Tatlısın (Fotoğraf: Zeynep Aksoy)
Sanat bir fikirse, bu sergide de bir fikirler yığını var, her heykelin ve rölyefin arkasında, içinde, oluşum sürecinde, işlerin “Örgüye mi Başlasam?”, “Mısırımı Paylaşmam” gibi yaratıcı isimlerinde… Ve Ejderha’nın nefesinde… Ejderha, belki de gerçek hayatta hiç karşılaşmadığımız mitik bir figür olarak serginin her yerinde; hem eğlenceli hem gizemli ve hem de bazıları için korkutucu; ürkütücülüğü (ve bence bu sergi içindeki zırhı) ateş saçma potansiyelinden geliyor. Ejderha’nın sebep olduğu bir çok yangın var sergide: Rölyeflerin yakılmış ahşap çerçeveleri, iki başlı Ejder’in oturduğu pleksiglas kaidenin alev şeklinde olması, “Tatlısın”ın kaidesindeki yanıklar… Ve, oradaki diğer başka saklı şeyler gibi, ancak sergiyi gidip gördüğünüz zaman fark edeceğiniz, ejderha nefesiyle yanmış çeşitli küçük izler…
Örgüye mi Başlasam?
Müthiş bir emek ve görsel/estetik kaygılarla üretilmiş gerçek, elle tutulur işlerden oluşuyor Canevi’nin sergisi… Buradaki işleri de belli paralar (muz’a göre aşırı makul paralar) karşılığında satın alıp evinize götürebilirsiniz. Çok şükür ki yenilebilir ya da çürümeye yatkın değiller, hayat boyu sizinle yaşayabilirler.
Kulak Ver Bana (Fotoğraf: Zeynep Aksoy)
Canevi’nin sergi kitapçığında Ejder Aydoğdu’nun sergi için yazdığı harika bir Ejderha masalı var, ejderha okulundaki küçük ejderhaların uçuş imtihanı gününe dair. Masalda Şelale Şarkısı adlı küçük ejderha, imtihan sırasında zorlandığı, karanlıkla aydınlık arasında kaldığı an dadısı aydınlık tarafta ne gördüğünü soruyor ona:
“Burada umut var dadı. Kırılganım ama bu duygu benim bir ejderha olduğumu hatırlatıyor bana. Utanmıyorum kırılgan ve duyarlıyım diye. Ben böyleyim işte… Oyunlar oynayıp duruyorum. Yapıyorum, bozuyorum, gülüyorum, eğleniyorum, renklere dalıyorum. Bir rüyada yaşıyorum ve o rüyada olmak ahh ne güzel!”

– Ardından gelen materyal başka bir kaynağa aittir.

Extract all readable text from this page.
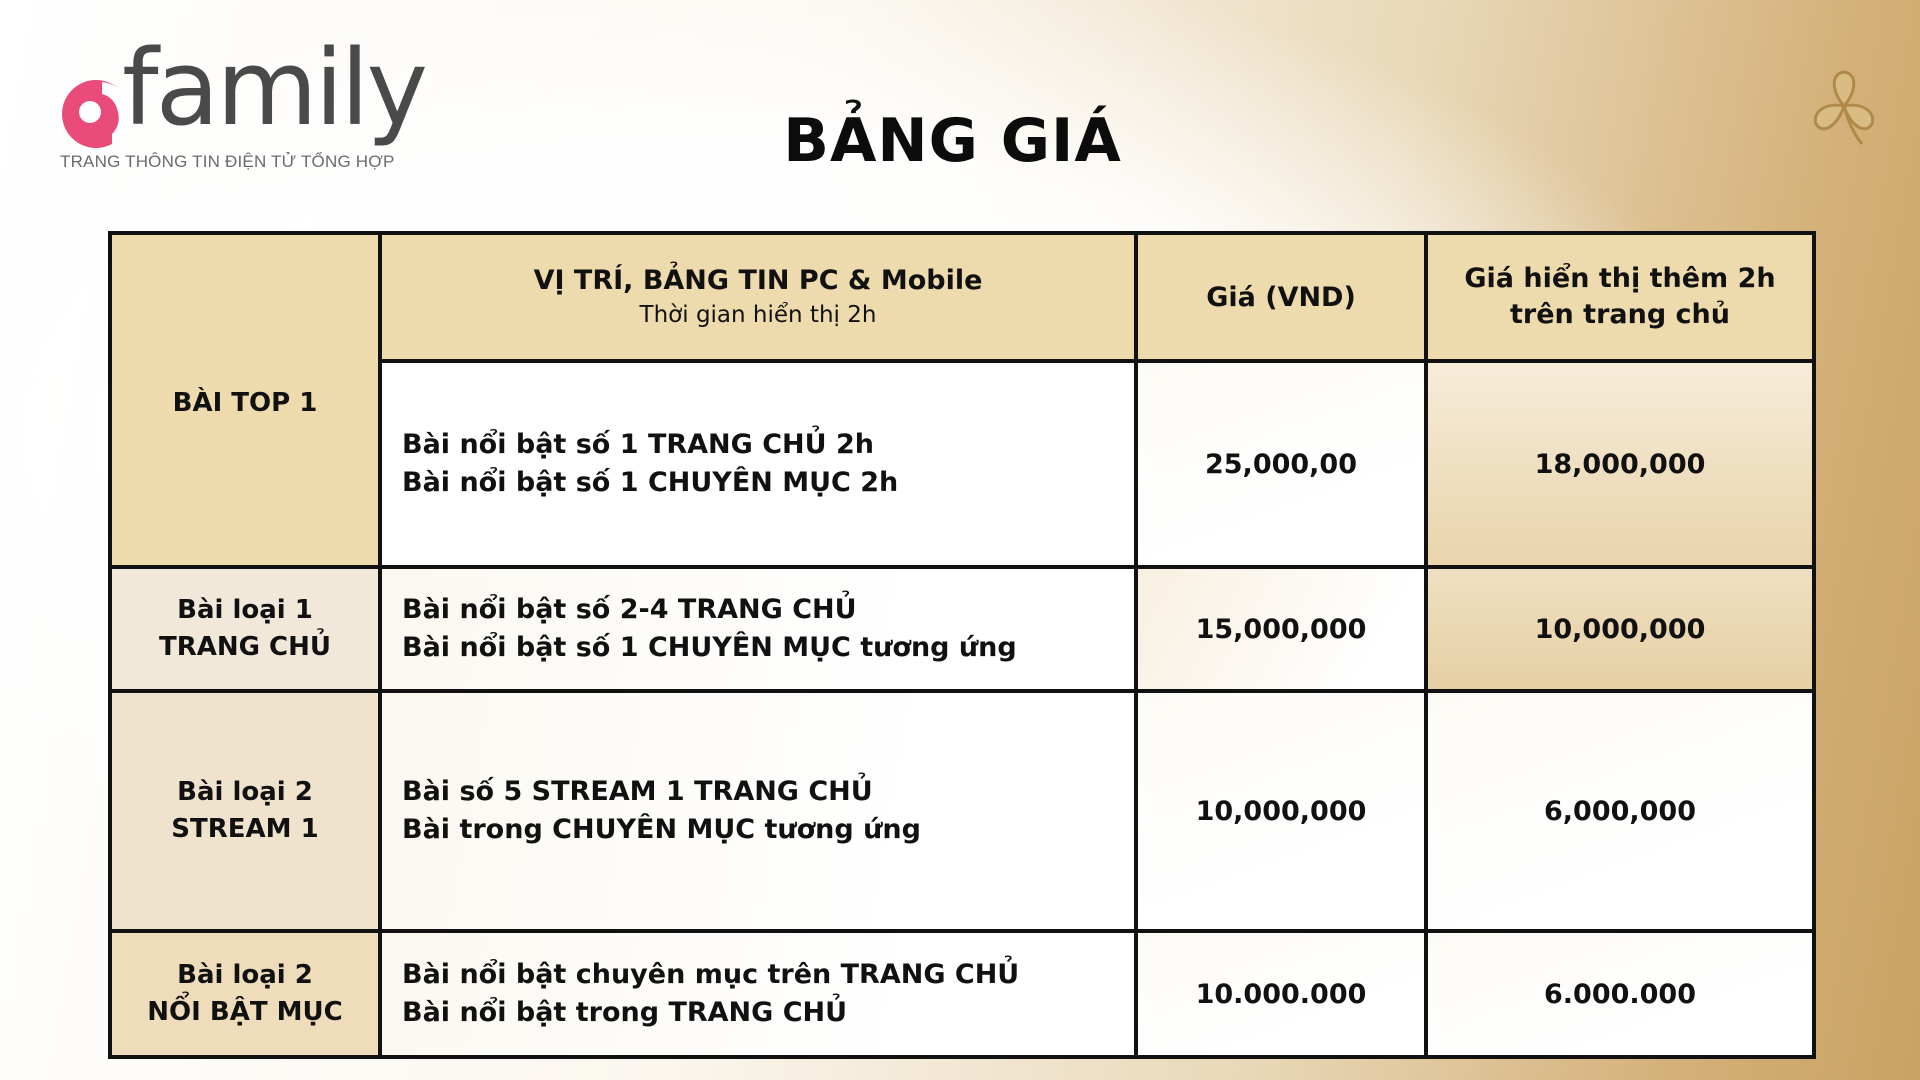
family
TRANG THÔNG TIN ĐIỆN TỬ TỔNG HỢP	BẢNG GIÁ
BÀI TOP 1	VỊ TRÍ, BẢNG TIN PC & Mobile
Thời gian hiển thị 2h	Giá (VND)	Giá hiển thị thêm 2h
trên trang chủ

	Bài nổi bật số 1 TRANG CHỦ 2h
Bài nổi bật số 1 CHUYÊN MỤC 2h	25,000,00	18,000,000

Bài loại 1
TRANG CHỦ	Bài nổi bật số 2-4 TRANG CHỦ
Bài nổi bật số 1 CHUYÊN MỤC tương ứng	15,000,000	10,000,000

Bài loại 2
STREAM 1	Bài số 5 STREAM 1 TRANG CHỦ
Bài trong CHUYÊN MỤC tương ứng	10,000,000	6,000,000

Bài loại 2
NỔI BẬT MỤC	Bài nổi bật chuyên mục trên TRANG CHỦ
Bài nổi bật trong TRANG CHỦ	10.000.000	6.000.000
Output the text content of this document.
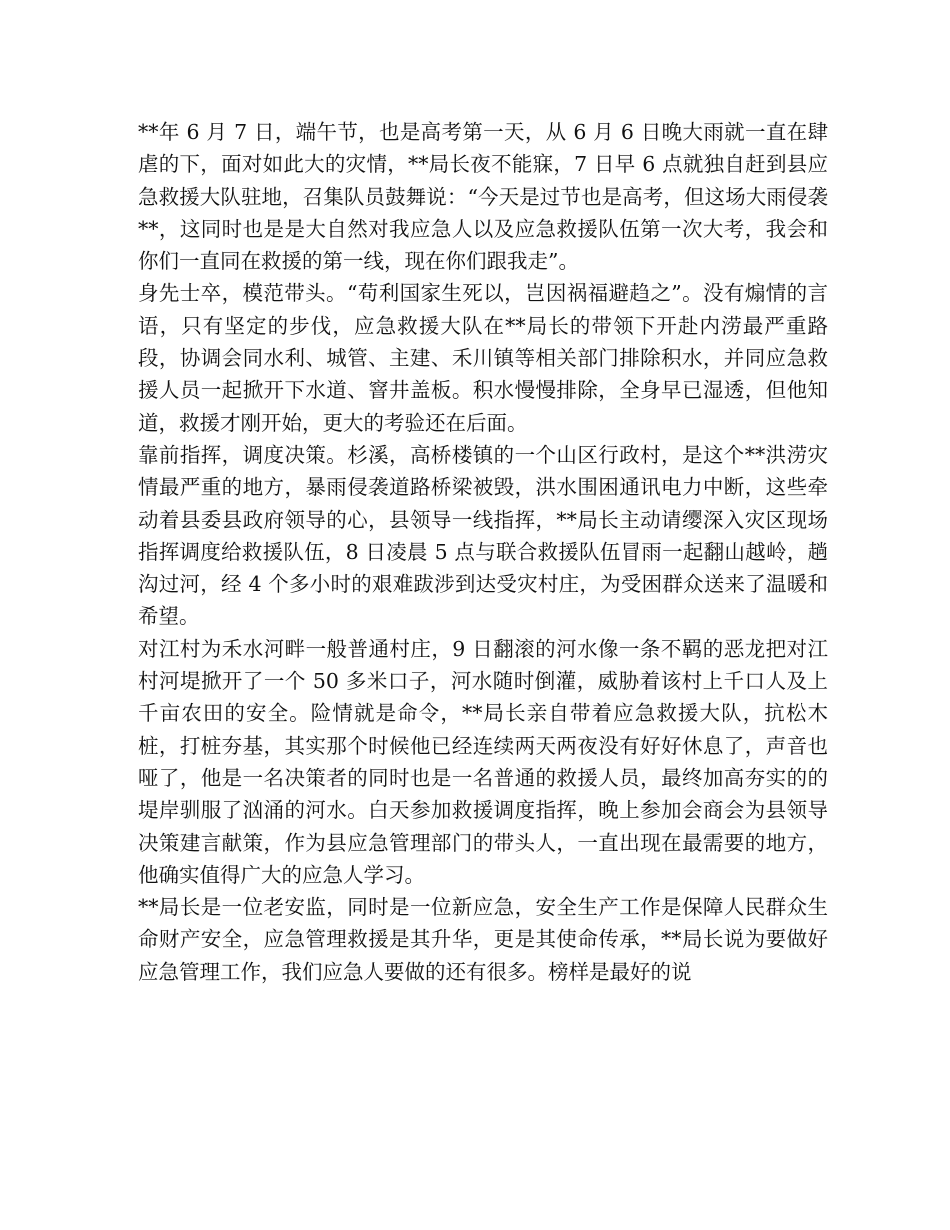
**年 6 月 7 日，端午节，也是高考第一天，从 6 月 6 日晚大雨就一直在肆虐的下，面对如此大的灾情，**局长夜不能寐，7 日早 6 点就独自赶到县应急救援大队驻地，召集队员鼓舞说：“今天是过节也是高考，但这场大雨侵袭**，这同时也是是大自然对我应急人以及应急救援队伍第一次大考，我会和你们一直同在救援的第一线，现在你们跟我走”。

身先士卒，模范带头。“苟利国家生死以，岂因祸福避趋之”。没有煽情的言语，只有坚定的步伐，应急救援大队在**局长的带领下开赴内涝最严重路段，协调会同水利、城管、主建、禾川镇等相关部门排除积水，并同应急救援人员一起掀开下水道、窨井盖板。积水慢慢排除，全身早已湿透，但他知道，救援才刚开始，更大的考验还在后面。

靠前指挥，调度决策。杉溪，高桥楼镇的一个山区行政村，是这个**洪涝灾情最严重的地方，暴雨侵袭道路桥梁被毁，洪水围困通讯电力中断，这些牵动着县委县政府领导的心，县领导一线指挥，**局长主动请缨深入灾区现场指挥调度给救援队伍，8 日凌晨 5 点与联合救援队伍冒雨一起翻山越岭，趟沟过河，经 4 个多小时的艰难跋涉到达受灾村庄，为受困群众送来了温暖和希望。

对江村为禾水河畔一般普通村庄，9 日翻滚的河水像一条不羁的恶龙把对江村河堤掀开了一个 50 多米口子，河水随时倒灌，威胁着该村上千口人及上千亩农田的安全。险情就是命令，**局长亲自带着应急救援大队，抗松木桩，打桩夯基，其实那个时候他已经连续两天两夜没有好好休息了，声音也哑了，他是一名决策者的同时也是一名普通的救援人员，最终加高夯实的的堤岸驯服了汹涌的河水。白天参加救援调度指挥，晚上参加会商会为县领导决策建言献策，作为县应急管理部门的带头人，一直出现在最需要的地方，他确实值得广大的应急人学习。

**局长是一位老安监，同时是一位新应急，安全生产工作是保障人民群众生命财产安全，应急管理救援是其升华，更是其使命传承，**局长说为要做好应急管理工作，我们应急人要做的还有很多。榜样是最好的说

Dünyanın en birbirinden alakasız iki sanat olayını nasıl olup da aynı yazıda bir araya getirmeyi başarabildim diye düşünürken bu masalı okuyunca sonunda bir anda kendi derdime aydım: Benim için o muz ve bütün hikayesi vahşi kapitalizmi, toksik masküleniteyi, küresel finans dünyasının sevimsiz, tekdüze karanlığını, canavarca tüketmenin yarattığı esareti; Canevi’nin rengarenk, eğlenceli, yaratıcı, bol göndermeli sergisi ise bunun tam tersini; aydınlığı, özgürlüğü, buluntu malzemeyi dönüştürerek var olandan, belki çöpe atılacaktan yeni değerler yaratmayı, neşeyi, sevgiyi ve kuir varoluşun her daim çocuk kalma merakının o karşı konulmaz cazibesini temsil ediyor da ondan aynı yazıda bir aradalar. Karanlığa karşı aydınlık…Uyanıklığa, kısa yoldan köşeyi dönmeye karşı emekle üretmek... Şuursuz tüketime karşı var olanı bilinçle yeniden değerlendirmek… İçinde yaşadığımız dünyaya karşı arzu ettiğimiz dünya.
Benim sanatla ilişki kurarken 35 cent’ten sırf bir sanatçı duvara yapıştırdı diye 6.2 milyon dolara satılan ve onu satan 74 yaşındaki Bangladeşli göçmeni ağlatan bir muz yüzünden üzülmeye değil, iki başlı gökkuşağı ejderinin uçuşuyla güzel hayaller kurmaya ihtiyacım var; bence tüm dünyanın ve insanlığın da… O yüzden, lanet gelsin acımasız ve vahşi kapitalizmin yücelttiği her boş işe… Muz çoktan yendi, tüketilip bitti, Irmak Canevi’nin mutluluk saçan sergisi ise 21 Aralık’a kadar Sanatorium’da.
Zeynep Aksoy kimdir?
Zeynep Aksoy İstanbul’da doğdu. Sankt Georg Avusturya Lisesi’nden sonra ABD’de University of Rochester ve Eastman School of Music’te müzik ana dal, sahne sanatları ve sanat tarihi yan dallarında lisans eğitimini tamamladı.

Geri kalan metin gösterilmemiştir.